Connection Changes & Flow Item Reuse¶
In this lesson, you’ll learn to perform advanced Flow actions, such as:
changing dataset connections,
reusing Flow items, and
hiding parts of your Flow.
This content is also included in a free Dataiku Academy course on Flow Views & Actions, which is part of the Advanced Designer learning path. Register for the course there if you’d like to track and validate your progress alongside concept videos, summaries, hands-on tutorials, and quizzes.
Suppose your Flow consists of multiple datasets stored in a filesystem, and you want to store them in different locations, such as in PostgreSQL or an HDFS database.
Dataiku DSS allows you to change the connection of multiple datasets at the same time – either from the datasets page, or directly from the Flow. The available options for the new connection depend on the database connections that have been previously set up.
When changing connections, you also have the option to “Drop data” from the original storage location — which is useful for preventing unused datasets from taking up storage space.
Further, you have the option to “reuse connection settings if possible” — which allows you to reuse the file format settings that were previously set up in the Format/Preview page of the dataset.
In addition, Dataiku DSS warns you that “Changing dataset connections can break the computations or lead to different results”.
This situation can happen, for instance, if you try to store a dataset with an ‘array’ type column into a PostgreSQL database. Even though you succeed in saving the connection change, you will get an error message when you try to build the dataset, because SQL databases cannot store arrays.
When you change a dataset’s connection, you transfer its schema. The dataset itself is empty and needs to be rebuilt.
You can repeat the previous steps to change the connection of the datasets back to a file system, or to a different database, as needed.
Flow Item Reuse¶
Dataiku DSS also allows you to reuse existing recipes in your Flow.
Imagine a visual recipe that takes one input dataset. If you have another dataset to which you want to apply the same recipe, you can simply copy the existing recipe, to duplicate and apply it to the new dataset. By running the recipe, you can then build the output of the duplicate recipe.

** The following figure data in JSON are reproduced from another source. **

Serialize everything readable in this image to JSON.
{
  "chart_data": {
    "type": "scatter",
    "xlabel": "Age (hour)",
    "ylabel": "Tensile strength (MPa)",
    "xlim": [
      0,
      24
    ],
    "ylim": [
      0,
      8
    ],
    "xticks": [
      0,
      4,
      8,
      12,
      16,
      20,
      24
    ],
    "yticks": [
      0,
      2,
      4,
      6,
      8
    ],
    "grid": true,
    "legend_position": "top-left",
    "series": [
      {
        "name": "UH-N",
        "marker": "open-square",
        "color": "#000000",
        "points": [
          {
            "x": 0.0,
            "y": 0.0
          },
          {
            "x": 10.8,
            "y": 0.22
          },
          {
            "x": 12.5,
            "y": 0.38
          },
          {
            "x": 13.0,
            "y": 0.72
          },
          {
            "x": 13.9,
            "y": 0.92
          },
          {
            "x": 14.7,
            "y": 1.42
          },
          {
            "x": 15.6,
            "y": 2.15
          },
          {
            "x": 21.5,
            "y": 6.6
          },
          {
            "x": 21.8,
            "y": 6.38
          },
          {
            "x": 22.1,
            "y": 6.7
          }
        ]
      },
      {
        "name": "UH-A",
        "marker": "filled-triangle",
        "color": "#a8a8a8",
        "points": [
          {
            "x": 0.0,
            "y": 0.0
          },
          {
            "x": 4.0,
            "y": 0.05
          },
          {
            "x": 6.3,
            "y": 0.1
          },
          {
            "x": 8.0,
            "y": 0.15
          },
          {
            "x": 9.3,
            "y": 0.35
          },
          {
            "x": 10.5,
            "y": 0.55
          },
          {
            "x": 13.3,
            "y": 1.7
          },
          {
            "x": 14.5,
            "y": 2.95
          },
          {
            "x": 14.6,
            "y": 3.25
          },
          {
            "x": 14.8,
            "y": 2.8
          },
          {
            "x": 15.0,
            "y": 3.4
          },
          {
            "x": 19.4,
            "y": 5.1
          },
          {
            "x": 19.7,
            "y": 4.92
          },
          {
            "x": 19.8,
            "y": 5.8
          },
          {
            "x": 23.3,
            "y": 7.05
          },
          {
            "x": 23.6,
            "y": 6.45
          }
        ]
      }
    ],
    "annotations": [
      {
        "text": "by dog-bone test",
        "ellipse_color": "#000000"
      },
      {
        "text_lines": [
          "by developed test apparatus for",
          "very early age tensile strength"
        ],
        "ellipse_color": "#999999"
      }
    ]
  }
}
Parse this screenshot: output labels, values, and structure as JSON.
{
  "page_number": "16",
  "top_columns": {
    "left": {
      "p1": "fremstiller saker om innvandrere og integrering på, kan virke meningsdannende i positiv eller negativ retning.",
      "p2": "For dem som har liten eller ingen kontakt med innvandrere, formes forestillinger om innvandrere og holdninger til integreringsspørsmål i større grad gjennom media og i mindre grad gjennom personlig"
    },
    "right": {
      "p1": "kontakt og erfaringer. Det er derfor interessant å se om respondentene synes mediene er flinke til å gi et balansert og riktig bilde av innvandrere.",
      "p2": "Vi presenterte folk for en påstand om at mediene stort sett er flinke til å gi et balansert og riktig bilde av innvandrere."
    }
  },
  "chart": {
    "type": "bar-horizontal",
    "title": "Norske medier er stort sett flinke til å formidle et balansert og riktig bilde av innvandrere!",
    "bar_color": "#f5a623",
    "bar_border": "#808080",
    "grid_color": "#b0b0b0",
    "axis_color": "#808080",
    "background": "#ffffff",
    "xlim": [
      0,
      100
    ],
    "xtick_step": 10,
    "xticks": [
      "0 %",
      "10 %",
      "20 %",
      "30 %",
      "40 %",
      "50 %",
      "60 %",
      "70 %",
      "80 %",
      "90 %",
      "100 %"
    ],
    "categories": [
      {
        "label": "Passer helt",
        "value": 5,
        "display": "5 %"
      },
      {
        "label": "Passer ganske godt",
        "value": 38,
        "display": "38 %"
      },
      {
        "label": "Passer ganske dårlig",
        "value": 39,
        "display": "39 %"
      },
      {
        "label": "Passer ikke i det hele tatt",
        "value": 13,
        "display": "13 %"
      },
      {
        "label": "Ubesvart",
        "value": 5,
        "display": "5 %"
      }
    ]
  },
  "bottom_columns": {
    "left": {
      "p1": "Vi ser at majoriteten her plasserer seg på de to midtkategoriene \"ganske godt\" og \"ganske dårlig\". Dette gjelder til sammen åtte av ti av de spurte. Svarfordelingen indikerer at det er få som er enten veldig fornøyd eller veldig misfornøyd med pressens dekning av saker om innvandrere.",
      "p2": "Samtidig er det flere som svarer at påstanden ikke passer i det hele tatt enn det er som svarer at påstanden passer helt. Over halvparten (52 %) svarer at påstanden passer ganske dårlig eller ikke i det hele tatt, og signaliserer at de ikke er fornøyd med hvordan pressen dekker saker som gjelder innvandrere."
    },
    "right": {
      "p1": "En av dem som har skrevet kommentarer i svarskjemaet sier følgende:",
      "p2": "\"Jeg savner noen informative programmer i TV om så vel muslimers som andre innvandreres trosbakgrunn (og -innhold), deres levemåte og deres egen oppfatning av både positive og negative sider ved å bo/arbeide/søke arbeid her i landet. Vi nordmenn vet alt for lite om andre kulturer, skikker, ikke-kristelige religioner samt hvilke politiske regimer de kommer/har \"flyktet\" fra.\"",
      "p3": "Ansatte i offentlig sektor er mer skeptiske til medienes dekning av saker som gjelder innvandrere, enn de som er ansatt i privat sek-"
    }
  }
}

You can also duplicate a code recipe. When you duplicate a code recipe, your input and output settings are automatically reflected in the Input/Output section of the recipe. But keep in mind that you must still manually change the input and output dataset names inside your code.
If you want to copy multiple datasets or recipes at once, use the Copy subflow option, from the Flow Actions menu, and select the objects you want to add.
Selecting a recipe also selects its corresponding input dataset. The selected objects are color-coded. For example, you can easily identify which ones will be duplicated (the green objects), or shared (the yellow objects).
If you want an object to be duplicated, not shared, select it and click Add.
Once you finish selecting objects, you can copy them to one of three destinations:
Choosing Existing project, allows you to select a different available project to which you can copy the objects.
Choosing Current project, copies the objects into the same project that you’re working in. For this, you’ll have to rename the objects to avoid duplicate names. You can further change the input datasets of recipes if desired.
Finally, choosing Create project creates a new project to be used as the destination of the copied objects.
When you copy a recipe to an existing project or a new project, the recipe’s input dataset will be shared between the source and the destination projects.
In the destination project, this dataset is colored black.
While in the source project, the dataset will have a curved arrow sign to indicate that it is shared with another project.
To stop sharing the dataset to the destination project, you can take action from the source project. This will delete the dataset from the Flow of the destination project.
Alternatively, you can stop sharing the dataset by taking action from the destination project. This won’t delete the dataset in the Flow of the destination project, but you will lose access to opening it.
Hide/Show Flow Items¶
Finally, Dataiku DSS provides the means to hide or show parts of your Flow, as needed. This is especially useful when working with large Flows.
By right-clicking a dataset or a recipe, you can access options that include Hide all upstream and Hide all downstream. This allows you to hide all the upstream or downstream objects connected to the selected objects.
To show the hidden objects again, simply click the plus (+) sign.
Congrats! Now you’ve seen how to change dataset connections, reuse Flow items, and hide or show parts of your Flow as needed.